Bingo’s eyes shifted again. “Guns.”
“Guns?”
“Automatic weapons. Uzis, M-16s. AK clones.”
“What does that have to do with me? If it’s antique guns, I’m interested. But if somebody’s running guns and you’re mad because you’re not in on it—”
“Just shut the fuck up and listen.”
And for the first time, Peter Fallon saw something other than cold confidence in the eyes of Bingo Keegan.
“I’m a tough guy,” said Bingo, “but there’s guys in here who’d slice me open like a fuckin’ haddock for what I’m gonna tell you.”
“So why tell me?”
“Because, like I say, I’m a good American. Anyone sees me talkin’ to you, they’ll think I’m spillin’ the beans about stolen art or somethin’. Nobody in here gives a shit about that.”
“So … I should pretend you’re telling me who robbed the Gardner Museum twenty years ago?”
“Sure. Most people think I did it anyway.” Bingo leaned closer to the glass. “Now, there’s two kinds of Muslims, right?”
Peter shrugged.
“There’s the good ones and the bad ones.”
“I suppose.”
“The good ones, believe it or not, are the Niggers. The Black Muslims. They tell their people to get off welfare and stay in their own neighborhoods and keep the hell out of Southie.”

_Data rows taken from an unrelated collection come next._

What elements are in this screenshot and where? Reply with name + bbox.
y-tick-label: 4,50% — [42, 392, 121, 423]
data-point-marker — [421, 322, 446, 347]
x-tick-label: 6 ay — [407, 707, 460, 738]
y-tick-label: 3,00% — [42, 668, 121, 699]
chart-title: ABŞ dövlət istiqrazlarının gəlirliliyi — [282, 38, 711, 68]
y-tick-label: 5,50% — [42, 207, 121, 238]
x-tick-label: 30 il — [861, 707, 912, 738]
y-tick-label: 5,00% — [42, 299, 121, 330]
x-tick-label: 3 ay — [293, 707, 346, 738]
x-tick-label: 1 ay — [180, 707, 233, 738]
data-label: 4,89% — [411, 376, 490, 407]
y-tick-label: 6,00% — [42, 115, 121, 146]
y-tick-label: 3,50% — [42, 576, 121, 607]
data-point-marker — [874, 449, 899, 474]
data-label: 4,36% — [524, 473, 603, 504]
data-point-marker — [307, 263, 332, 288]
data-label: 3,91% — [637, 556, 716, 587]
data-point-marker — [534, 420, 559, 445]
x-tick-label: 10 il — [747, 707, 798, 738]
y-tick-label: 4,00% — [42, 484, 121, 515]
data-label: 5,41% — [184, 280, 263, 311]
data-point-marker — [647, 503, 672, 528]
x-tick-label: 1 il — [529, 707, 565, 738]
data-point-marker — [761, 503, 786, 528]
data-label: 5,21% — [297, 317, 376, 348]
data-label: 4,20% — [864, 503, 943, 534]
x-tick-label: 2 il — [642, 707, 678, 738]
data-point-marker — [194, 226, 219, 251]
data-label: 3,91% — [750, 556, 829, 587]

Peter didn’t say anything. He knew this was not a debate.
“The bad Muslims,” Bingo went on, “are the ones who fly planes into buildings and kill thousands of Americans.”
Peter nodded.
“Well, one of the good ones in here says that his boys on the outside don’t like what’s been happenin’ in their neighborhood.”
“How so?”
“There’s this florist, see. Has a storefront in Up-ham’s Corner. Name is Vartaby. Mo Vartaby.”
“Black?”
“No. A fuckin’ Syrian or somethin’. Come to this country about six years ago. Starts a florist business. Everybody likes him. But he goes to this house, this one crummy three-decker in Dorchester, every single day.”
“So?”
“All he delivers are roses … boxed fuckin’ roses.”
“So somebody loves somebody in a crummy three-decker. So what?”